Japonya Gezegen Rehberi

Tüm seyahatlerimiz boyunca bizi Japonya kadar şaşırtan bir ülke olmadı. Yazarken fazla abartmayı sevmem, ancak Gezegen Blog’da yazılan diğer yazılara bakarsanız hiç bir ülke hakkında Japonya için söylediğim şeyleri söylemediğimi göreceksiniz. Japonya’nın şehirleri, sokakları, binaları, ulaşım sistemi, dili ama özellikle insanları ve kültürü gerçekten çok farklı ve insanı kendine hayran bırakıyor. Farklı Avrupa şehirlerinde bir süre gezdikten sonra sürekli benzer şeyler görmeye başlıyorsunuz ancak Japonya’ya ayak bastığınızda henüz daha hava limanında çok farklı bir yere geldiğinizi anında hissediyorsunuz.

İlginçtir Japonya Türkiye’den çok fazla turist alan bir ülke değil.
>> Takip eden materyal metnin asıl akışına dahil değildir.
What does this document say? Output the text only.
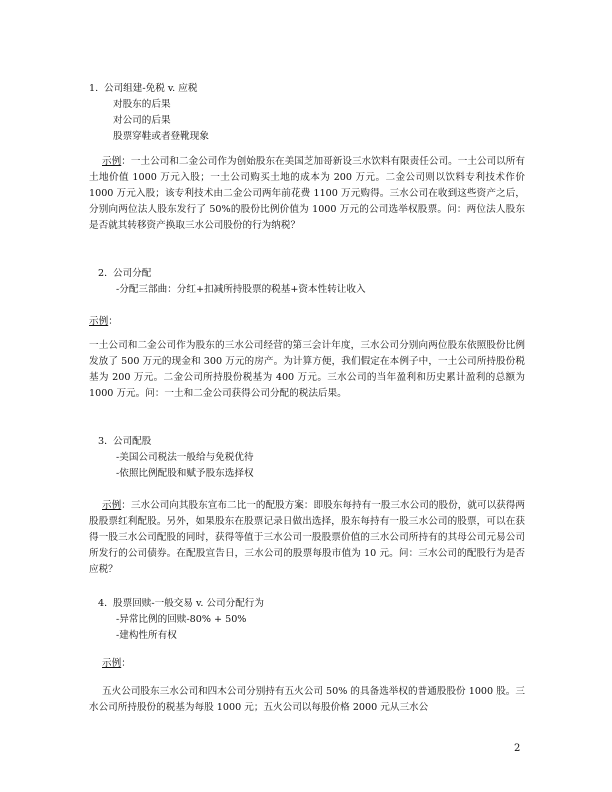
1. 公司组建-免税 v. 应税
对股东的后果
对公司的后果
股票穿鞋或者登靴现象
示例：一土公司和二金公司作为创始股东在美国芝加哥新设三水饮料有限责任公司。一土公司以所有土地价值 1000 万元入股；一土公司购买土地的成本为 200 万元。二金公司则以饮料专利技术作价 1000 万元入股；该专利技术由二金公司两年前花费 1100 万元购得。三水公司在收到这些资产之后，分别向两位法人股东发行了 50%的股份比例价值为 1000 万元的公司选举权股票。问：两位法人股东是否就其转移资产换取三水公司股份的行为纳税？
2．公司分配
-分配三部曲：分红+扣减所持股票的税基+资本性转让收入
示例：
一土公司和二金公司作为股东的三水公司经营的第三会计年度，三水公司分别向两位股东依照股份比例发放了 500 万元的现金和 300 万元的房产。为计算方便，我们假定在本例子中，一土公司所持股份税基为 200 万元。二金公司所持股份税基为 400 万元。三水公司的当年盈利和历史累计盈利的总额为 1000 万元。问：一土和二金公司获得公司分配的税法后果。
3．公司配股
-美国公司税法一般给与免税优待
-依照比例配股和赋予股东选择权
示例：三水公司向其股东宣布二比一的配股方案：即股东每持有一股三水公司的股份，就可以获得两股股票红利配股。另外，如果股东在股票记录日做出选择，股东每持有一股三水公司的股票，可以在获得一股三水公司配股的同时，获得等值于三水公司一股股票价值的三水公司所持有的其母公司元易公司所发行的公司债券。在配股宣告日，三水公司的股票每股市值为 10 元。问：三水公司的配股行为是否应税？
4．股票回赎-一般交易 v. 公司分配行为
-异常比例的回赎-80% + 50%
-建构性所有权
示例：
五火公司股东三水公司和四木公司分别持有五火公司 50% 的具备选举权的普通股股份 1000 股。三水公司所持股份的税基为每股 1000 元；五火公司以每股价格 2000 元从三水公
2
Bir çok Avrupa şehrinde özellikle bayram tatillerinde gördüğünüz Türk turist gruplarına Japonya’da rastlamıyoruz. Bunun en önemli sebebi, Japonya’nın uzak olması ve Türkiye’de oldukça pahalı bir ülke olarak bilinmesi. Bu yüzden Japonya gezisini iyi planlamak ve gezi dönüşünde göremediğiniz yerlerle ilgili pişmanlık duymamak çok önemli.

Japonya Pahalı mı?

Evet, pahalı ama her şey pahalı değil. Öncelikle şunu söylemeliyim: Japonya’da yeme içme bir çok Avrupa şehrinden veya Amerika’dan daha ucuz ya da en azından aynı seviyede.

Fikir vermesi açısından dünyada bir çok noktada karşılaştırabileceğiniz bir ürün olarak Tokyo’nun merkezinde Big Mac burgerin 380 Yen olduğunu söyleyebilirim. Bu fiyat Japonya’nın en pahalı yerinde bile Avrupa’daki büyük şehir fiyatlarının altında kalıyor.

Benzer biçimde şehir içi toplu taşıma ve günlük biletler de bir çok büyük Avrupa şehrinden daha ucuz.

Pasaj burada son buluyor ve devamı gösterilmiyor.